Дедушка О-хо-хо был не меньше привязан к семье бабушкиного племянника Алеши Андреева, женившегося в Мюнхене на молодой немке; на свадьбе Шевелев был посаженым отцом. Я хорошо помню вкусный свадебный торт и свой ответ русским дамам – уже в Сан-Франциско – на вопрос, как мне понравился американский торт, которым они меня угощали за ужином. Вместо того чтобы его похвалить, я с гордостью – в данном случае немецкой – ответила, что немецкие вкуснее, потому что не такие сладкие. (Подразумевался именно тот свадебный торт – других я не пробовала.) Мама мне потом объяснила, что «не таким сладким» он был из-за сахарина (при этом американские торты и пирожные на европейский вкус действительно сладковаты).
Помню и другой свой faux pas в жанре немецкой гордости – как, опять-таки в Сан-Франциско, я заказала пиво, чрезвычайно смутив официанта и милых армян, которые повели меня восьмилетнюю в ресторан. В Германии мне понемногу давали пиво, и оно мне очень нравилось. А может быть, этот faux pas носил характер сознательной провокации, не помню.
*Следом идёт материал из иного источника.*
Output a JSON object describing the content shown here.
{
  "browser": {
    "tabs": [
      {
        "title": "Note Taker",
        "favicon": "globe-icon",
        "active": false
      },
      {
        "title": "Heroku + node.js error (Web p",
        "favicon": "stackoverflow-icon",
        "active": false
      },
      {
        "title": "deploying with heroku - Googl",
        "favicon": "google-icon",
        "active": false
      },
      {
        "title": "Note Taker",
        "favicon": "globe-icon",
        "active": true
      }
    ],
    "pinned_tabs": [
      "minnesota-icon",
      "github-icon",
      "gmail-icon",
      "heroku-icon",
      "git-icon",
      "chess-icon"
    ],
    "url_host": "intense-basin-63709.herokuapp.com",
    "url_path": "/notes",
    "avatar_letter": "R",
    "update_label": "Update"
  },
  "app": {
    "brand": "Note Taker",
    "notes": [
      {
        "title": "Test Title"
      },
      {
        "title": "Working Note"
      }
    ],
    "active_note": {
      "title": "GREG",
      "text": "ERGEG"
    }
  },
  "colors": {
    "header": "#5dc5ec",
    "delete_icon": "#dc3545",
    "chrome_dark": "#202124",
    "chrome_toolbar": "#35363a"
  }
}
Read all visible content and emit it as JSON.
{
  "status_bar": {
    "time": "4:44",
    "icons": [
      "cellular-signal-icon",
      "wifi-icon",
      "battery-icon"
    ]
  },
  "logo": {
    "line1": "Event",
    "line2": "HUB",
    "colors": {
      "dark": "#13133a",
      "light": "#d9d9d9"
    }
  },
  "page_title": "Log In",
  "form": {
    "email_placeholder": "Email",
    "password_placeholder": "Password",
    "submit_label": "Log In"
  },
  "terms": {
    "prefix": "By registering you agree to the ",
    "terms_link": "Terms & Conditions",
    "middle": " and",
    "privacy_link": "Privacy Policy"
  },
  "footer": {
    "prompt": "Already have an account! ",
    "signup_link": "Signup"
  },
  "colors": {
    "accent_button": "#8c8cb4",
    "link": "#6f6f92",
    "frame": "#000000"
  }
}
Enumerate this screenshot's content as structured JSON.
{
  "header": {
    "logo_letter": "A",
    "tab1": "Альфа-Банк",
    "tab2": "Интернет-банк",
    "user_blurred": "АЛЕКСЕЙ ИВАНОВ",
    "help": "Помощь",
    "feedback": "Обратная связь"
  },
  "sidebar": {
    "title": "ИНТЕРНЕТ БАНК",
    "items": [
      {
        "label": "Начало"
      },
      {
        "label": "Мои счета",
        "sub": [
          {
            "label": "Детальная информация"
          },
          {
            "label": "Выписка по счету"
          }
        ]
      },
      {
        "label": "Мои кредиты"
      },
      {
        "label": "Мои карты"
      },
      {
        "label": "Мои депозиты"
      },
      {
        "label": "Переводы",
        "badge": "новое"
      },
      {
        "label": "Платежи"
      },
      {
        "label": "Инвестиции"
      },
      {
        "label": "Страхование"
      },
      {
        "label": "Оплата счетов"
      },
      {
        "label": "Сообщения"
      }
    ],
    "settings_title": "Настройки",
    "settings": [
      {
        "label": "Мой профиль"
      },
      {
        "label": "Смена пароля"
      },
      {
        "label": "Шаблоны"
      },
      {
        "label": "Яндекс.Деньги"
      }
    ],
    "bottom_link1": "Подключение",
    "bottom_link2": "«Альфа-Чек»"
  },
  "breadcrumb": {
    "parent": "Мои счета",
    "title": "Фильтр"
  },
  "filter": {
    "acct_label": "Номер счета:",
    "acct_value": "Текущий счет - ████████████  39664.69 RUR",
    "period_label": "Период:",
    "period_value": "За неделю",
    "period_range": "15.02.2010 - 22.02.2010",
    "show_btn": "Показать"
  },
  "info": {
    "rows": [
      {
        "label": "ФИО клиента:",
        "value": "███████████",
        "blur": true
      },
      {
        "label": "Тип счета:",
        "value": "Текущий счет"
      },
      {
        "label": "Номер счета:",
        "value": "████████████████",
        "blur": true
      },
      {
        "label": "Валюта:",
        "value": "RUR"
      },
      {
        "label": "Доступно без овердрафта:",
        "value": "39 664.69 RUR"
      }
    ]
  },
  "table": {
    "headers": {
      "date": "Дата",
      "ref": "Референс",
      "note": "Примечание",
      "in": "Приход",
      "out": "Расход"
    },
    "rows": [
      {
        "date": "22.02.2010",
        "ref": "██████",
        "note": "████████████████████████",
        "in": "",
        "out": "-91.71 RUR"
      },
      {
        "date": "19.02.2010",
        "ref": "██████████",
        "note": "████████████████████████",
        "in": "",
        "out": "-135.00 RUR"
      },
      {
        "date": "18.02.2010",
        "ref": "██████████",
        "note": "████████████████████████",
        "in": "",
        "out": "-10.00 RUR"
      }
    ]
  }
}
Алеша Андреев был сыном бабушкиной сестры Виктории, урожденной Гуаданини. Как и Забелин, Толстой и Тарасьев, он родился уже в Сербии. Когда я недавно была в гостях у Алексея Арсеньева, знатока истории русской эмиграции в Сербии, по воле случая к нему зашел приятель, который, как выяснилось, дружил с братом Алеши, оставшимся в Югославии. Мы немедленно позвонили Никите, и таким образом я установила связь еще с одним членом семьи Гуаданини. Жизнь его брата Алеши кончилась грустно – он умер в Сан-Франциско совсем молодым от лимфомы; теперь она успешно лечится. У него было двое маленьких детей. Дедушка О-хо-хо нянчил их и вообще всячески помогал вдове Алеши; несмотря на ее молодость, он сделал ей предложение, но получил отказ. Был ли он знаком с их семьей ранее, я не знаю, но если судить по письмам старых друзей к бабушке, то был. Так или иначе, Шевелев связал свою эмигрантскую жизнь с семьей Гуаданини. Видимо, его пленяли женщины из этой семьи.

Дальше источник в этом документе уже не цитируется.